"""Tests for difference-in-differences estimators."""

import numpy as np
import pandas as pd
import pytest

from diff_diff import DifferenceInDifferences, DiDResults


@pytest.fixture
def simple_did_data():
    """Create simple 2x2 DiD data with known ATT."""
    np.random.seed(42)

    # Create balanced panel: 100 units, 2 periods
    n_units = 100
    n_treated = 50

    data = []
    for unit in range(n_units):
        is_treated = unit < n_treated

        for period in [0, 1]:
            # Base outcome
            y = 10.0

            # Unit effect
            y += unit * 0.1

            # Time effect (period 1 is higher for everyone)
            if period == 1:
                y += 5.0

            # Treatment effect (only for treated in post period)
            if is_treated and period == 1:
                y += 3.0  # True ATT = 3.0

            # Add noise
            y += np.random.normal(0, 1)

            data.append({
                "unit": unit,
                "period": period,
                "treated": int(is_treated),
                "post": period,
                "outcome": y,
            })

    return pd.DataFrame(data)


@pytest.fixture
def simple_2x2_data():
    """Minimal 2x2 DiD data."""
    return pd.DataFrame({
        "outcome": [10, 11, 15, 18, 9, 10, 12, 13],
        "treated": [1, 1, 1, 1, 0, 0, 0, 0],
        "post": [0, 0, 1, 1, 0, 0, 1, 1],
    })


class TestDifferenceInDifferences:
    """Tests for DifferenceInDifferences estimator."""

    def test_basic_fit(self, simple_2x2_data):
        """Test basic model fitting."""
        did = DifferenceInDifferences()
        results = did.fit(
            simple_2x2_data,
            outcome="outcome",
            treatment="treated",
            time="post"
        )

        assert isinstance(results, DiDResults)
        assert did.is_fitted_
        assert results.n_obs == 8
        assert results.n_treated == 4
        assert results.n_control == 4

    def test_att_direction(self, simple_did_data):
        """Test that ATT is estimated in correct direction."""
        did = DifferenceInDifferences()
        results = did.fit(
            simple_did_data,
            outcome="outcome",
            treatment="treated",
            time="post"
        )

        # True ATT is 3.0, estimate should be close
        assert results.att > 0
        assert abs(results.att - 3.0) < 1.0  # Within 1 unit

    def test_formula_interface(self, simple_2x2_data):
        """Test formula-based fitting."""
        did = DifferenceInDifferences()
        results = did.fit(
            simple_2x2_data,
            formula="outcome ~ treated * post"
        )

        assert isinstance(results, DiDResults)
        assert did.is_fitted_

    def test_formula_with_explicit_interaction(self, simple_2x2_data):
        """Test formula with explicit interaction syntax."""
        did = DifferenceInDifferences()
        results = did.fit(
            simple_2x2_data,
            formula="outcome ~ treated + post + treated:post"
        )

        assert isinstance(results, DiDResults)

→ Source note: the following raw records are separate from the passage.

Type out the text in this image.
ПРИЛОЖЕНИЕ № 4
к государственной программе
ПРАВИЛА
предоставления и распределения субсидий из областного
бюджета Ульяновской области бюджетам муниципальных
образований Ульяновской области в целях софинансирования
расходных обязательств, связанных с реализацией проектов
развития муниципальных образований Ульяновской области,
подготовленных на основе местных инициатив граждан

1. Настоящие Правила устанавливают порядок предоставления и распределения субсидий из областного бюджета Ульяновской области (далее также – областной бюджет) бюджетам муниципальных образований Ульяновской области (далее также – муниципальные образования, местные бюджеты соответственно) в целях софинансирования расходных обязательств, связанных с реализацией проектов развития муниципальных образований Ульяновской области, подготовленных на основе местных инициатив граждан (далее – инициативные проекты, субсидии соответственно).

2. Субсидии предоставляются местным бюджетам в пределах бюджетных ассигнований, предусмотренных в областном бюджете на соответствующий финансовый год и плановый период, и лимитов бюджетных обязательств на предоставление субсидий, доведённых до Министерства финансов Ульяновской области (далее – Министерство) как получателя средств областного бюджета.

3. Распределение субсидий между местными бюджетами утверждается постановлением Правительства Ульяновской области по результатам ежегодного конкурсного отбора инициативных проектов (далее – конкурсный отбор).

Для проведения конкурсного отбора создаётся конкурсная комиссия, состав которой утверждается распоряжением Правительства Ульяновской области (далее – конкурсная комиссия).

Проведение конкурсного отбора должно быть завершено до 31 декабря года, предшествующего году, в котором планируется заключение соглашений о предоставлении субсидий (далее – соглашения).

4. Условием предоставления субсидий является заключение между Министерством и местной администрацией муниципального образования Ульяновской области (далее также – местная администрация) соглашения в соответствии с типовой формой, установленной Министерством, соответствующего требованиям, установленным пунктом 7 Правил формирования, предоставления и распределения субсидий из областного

    def test_robust_vs_classical_se(self, simple_did_data):
        """Test that robust and classical SEs differ."""
        did_robust = DifferenceInDifferences(robust=True)
        did_classical = DifferenceInDifferences(robust=False)

        results_robust = did_robust.fit(
            simple_did_data,
            outcome="outcome",
            treatment="treated",
            time="post"
        )
        results_classical = did_classical.fit(
            simple_did_data,
            outcome="outcome",
            treatment="treated",
            time="post"
        )

        # SEs should be different (not exactly equal)
        assert results_robust.se != results_classical.se
        # But ATT should be the same
        assert results_robust.att == results_classical.att

    def test_confidence_interval(self, simple_did_data):
        """Test confidence interval properties."""
        did = DifferenceInDifferences(alpha=0.05)
        results = did.fit(
            simple_did_data,
            outcome="outcome",
            treatment="treated",
            time="post"
        )

        lower, upper = results.conf_int
        assert lower < results.att < upper
        assert lower < upper

    def test_get_set_params(self):
        """Test sklearn-compatible get_params and set_params."""
        did = DifferenceInDifferences(robust=True, alpha=0.05)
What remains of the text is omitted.